Sitemize Katkıda Bulunun

Merhaba, Sitemize yazılarıyla katkıda bulunmak isteyenler, bize bilgi@saksafonname.com e-posta adresinden ulaşabilirler. Teşekkür ederiz.

Caz Müziği ve Dönemsel Sorunları

İnsanın doğası gereği insanla ilgili olan her şey değişir. Müzik sanatı da bunlardan biridir.

Caz müziği, Klasik müzikle karşılaştırıldığında çok kısa bir tarihe sahiptir. Ama geçirdiği değişimler çok daha radikal ve çarpıcıdır. Bir anlamda başlangıcında siyahların müziği olması da bu hızlı evrimin nedenidir. Kölelikten özgürlüğe geçişin sıkıntılı yılları, siyah müzisyenleri her zaman daha farklı olanı aramaya yöneltmiştir. Müzik beyazların dünyasında ayakta kalabilmelerinin bir yolu olduğundan onlar için yaşamsal bir önem taşımaktadır. Bu yüzden sürekli yeniliğe doğru eğilim göstererek Caz müziğinin hızlı gelişmesini ve değişmesini sağlamışlardır.

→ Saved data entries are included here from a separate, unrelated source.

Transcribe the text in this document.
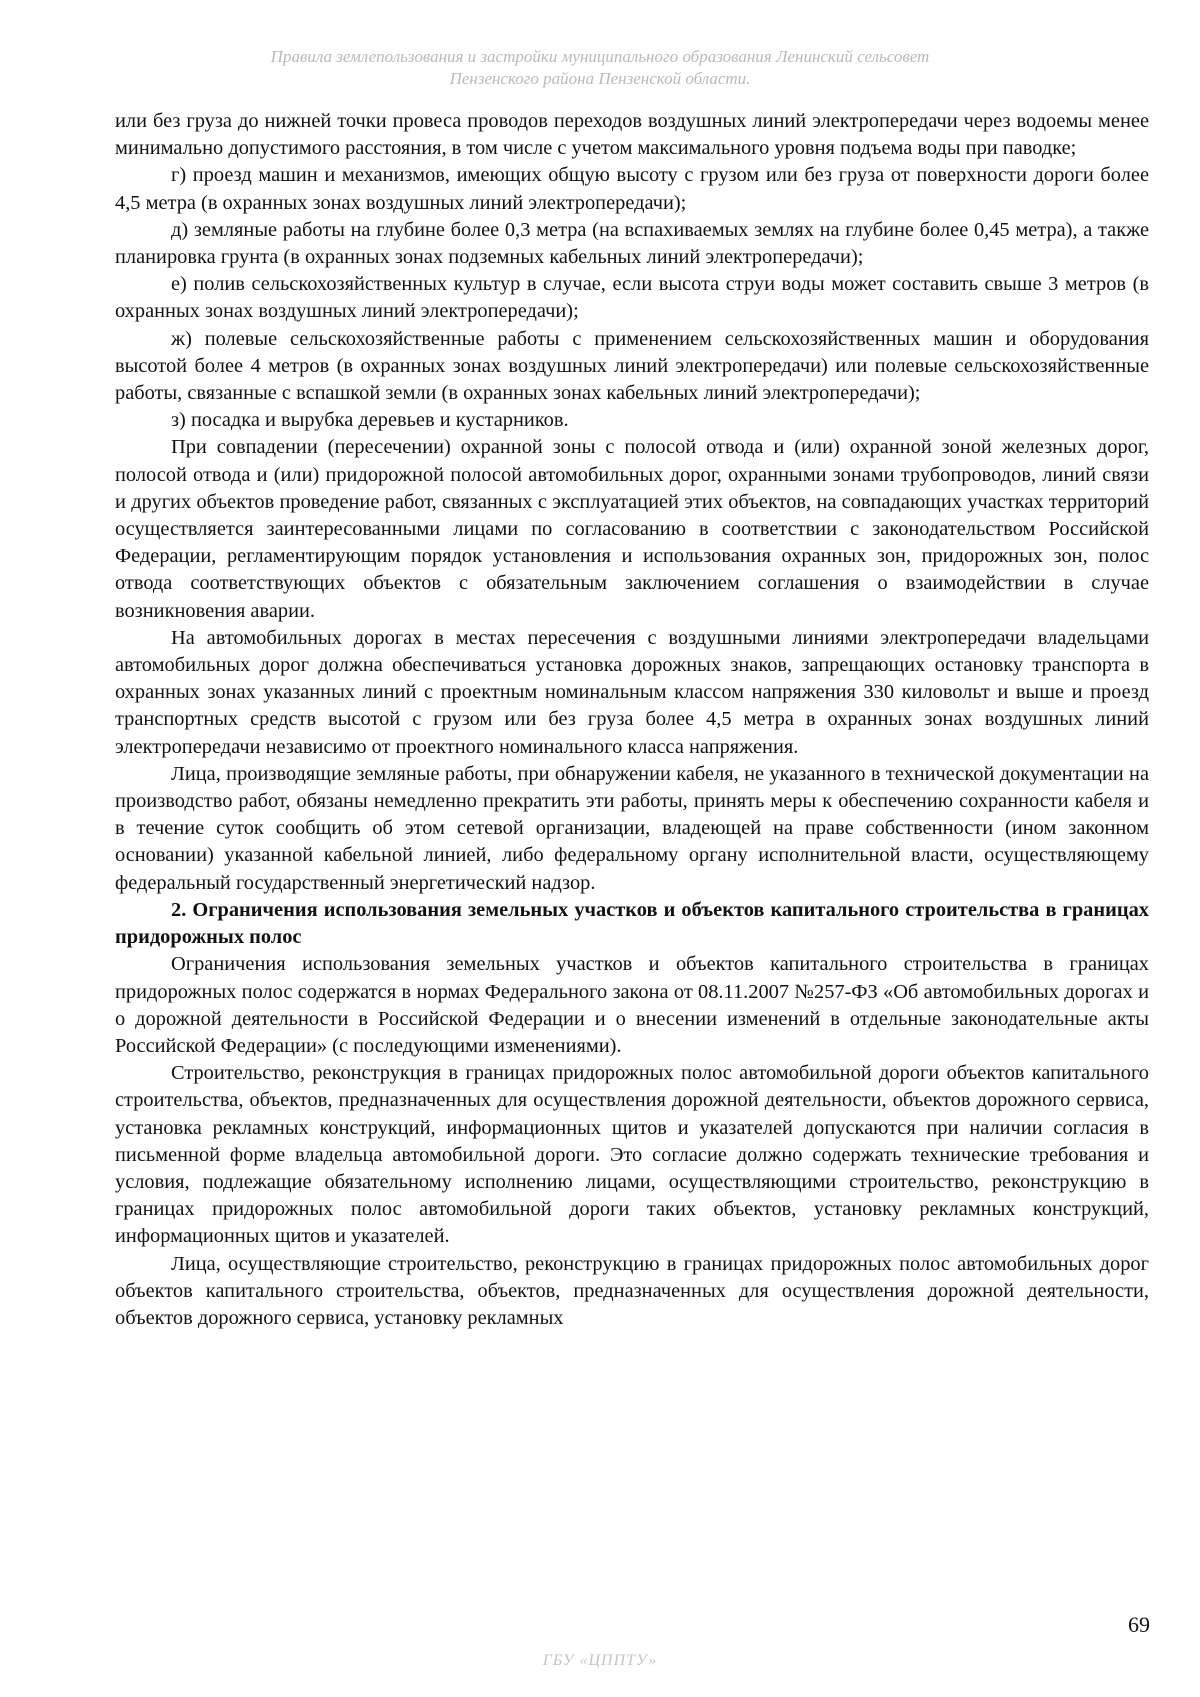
Правила землепользования и застройки муниципального образования Ленинский сельсовет
Пензенского района Пензенской области.

или без груза до нижней точки провеса проводов переходов воздушных линий электропередачи через водоемы менее минимально допустимого расстояния, в том числе с учетом максимального уровня подъема воды при паводке;

г) проезд машин и механизмов, имеющих общую высоту с грузом или без груза от поверхности дороги более 4,5 метра (в охранных зонах воздушных линий электропередачи);

д) земляные работы на глубине более 0,3 метра (на вспахиваемых землях на глубине более 0,45 метра), а также планировка грунта (в охранных зонах подземных кабельных линий электропередачи);

е) полив сельскохозяйственных культур в случае, если высота струи воды может составить свыше 3 метров (в охранных зонах воздушных линий электропередачи);

ж) полевые сельскохозяйственные работы с применением сельскохозяйственных машин и оборудования высотой более 4 метров (в охранных зонах воздушных линий электропередачи) или полевые сельскохозяйственные работы, связанные с вспашкой земли (в охранных зонах кабельных линий электропередачи);

з) посадка и вырубка деревьев и кустарников.

При совпадении (пересечении) охранной зоны с полосой отвода и (или) охранной зоной железных дорог, полосой отвода и (или) придорожной полосой автомобильных дорог, охранными зонами трубопроводов, линий связи и других объектов проведение работ, связанных с эксплуатацией этих объектов, на совпадающих участках территорий осуществляется заинтересованными лицами по согласованию в соответствии с законодательством Российской Федерации, регламентирующим порядок установления и использования охранных зон, придорожных зон, полос отвода соответствующих объектов с обязательным заключением соглашения о взаимодействии в случае возникновения аварии.

На автомобильных дорогах в местах пересечения с воздушными линиями электропередачи владельцами автомобильных дорог должна обеспечиваться установка дорожных знаков, запрещающих остановку транспорта в охранных зонах указанных линий с проектным номинальным классом напряжения 330 киловольт и выше и проезд транспортных средств высотой с грузом или без груза более 4,5 метра в охранных зонах воздушных линий электропередачи независимо от проектного номинального класса напряжения.

Лица, производящие земляные работы, при обнаружении кабеля, не указанного в технической документации на производство работ, обязаны немедленно прекратить эти работы, принять меры к обеспечению сохранности кабеля и в течение суток сообщить об этом сетевой организации, владеющей на праве собственности (ином законном основании) указанной кабельной линией, либо федеральному органу исполнительной власти, осуществляющему федеральный государственный энергетический надзор.

2. Ограничения использования земельных участков и объектов капитального строительства в границах придорожных полос

Ограничения использования земельных участков и объектов капитального строительства в границах придорожных полос содержатся в нормах Федерального закона от 08.11.2007 №257-ФЗ «Об автомобильных дорогах и о дорожной деятельности в Российской Федерации и о внесении изменений в отдельные законодательные акты Российской Федерации» (с последующими изменениями).

Строительство, реконструкция в границах придорожных полос автомобильной дороги объектов капитального строительства, объектов, предназначенных для осуществления дорожной деятельности, объектов дорожного сервиса, установка рекламных конструкций, информационных щитов и указателей допускаются при наличии согласия в письменной форме владельца автомобильной дороги. Это согласие должно содержать технические требования и условия, подлежащие обязательному исполнению лицами, осуществляющими строительство, реконструкцию в границах придорожных полос автомобильной дороги таких объектов, установку рекламных конструкций, информационных щитов и указателей.

Лица, осуществляющие строительство, реконструкцию в границах придорожных полос автомобильных дорог объектов капитального строительства, объектов, предназначенных для осуществления дорожной деятельности, объектов дорожного сервиса, установку рекламных

69
ГБУ «ЦППТУ»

Toplum içinde yaşanan en ufak değişiklikler bile -Amerika Birleşik Devletleri gibi kısa tarihe sahip olan bir devlette daha da etkili olarak- hayatın her alanına yansımıştır. Neyin popüler olduğunu toplum belirler. Bu toplumun beğeni düzeyinin bir göstergesidir.

Swing döneminden bahsederken ekonomik sorunlara değinilmiştir. Ekonomik zorlukların getirdiği sıkıntıların da etkisiyle eğlence ihtiyacı çoğalmış ve dans da edilebilen, Be-Bop, Avant-Garde gibi stillerle karşılaştırıldığında daha az komplike olan bu stil popüler olmuştur. Swing aslında görsel de bir şovdur. Kolaydır, eğlencelidir, anlaşılabilir. Ama toplumun ihtiyacını karşılaması müzisyenlere yetmez. Bu yeni stillere duyulan ihtiyacın nedenlerinden biri olarak düşünülebilir.

Blues'dan beri Caz müziğinin içinde olan isyankarlık, Be-Bop'ın saldırgan, hırslı, sıradan bir dinleyici için fazla teknik olması Swing'in popülaritesinin uzağında kalmıştır. Yine de günümüzde Bop, popüler şarkıların yeniden yorumlanması ve üretimi yoluyla, müzik sektöründe önemli bir yer tutan radyolarda yayınlanmaktadır.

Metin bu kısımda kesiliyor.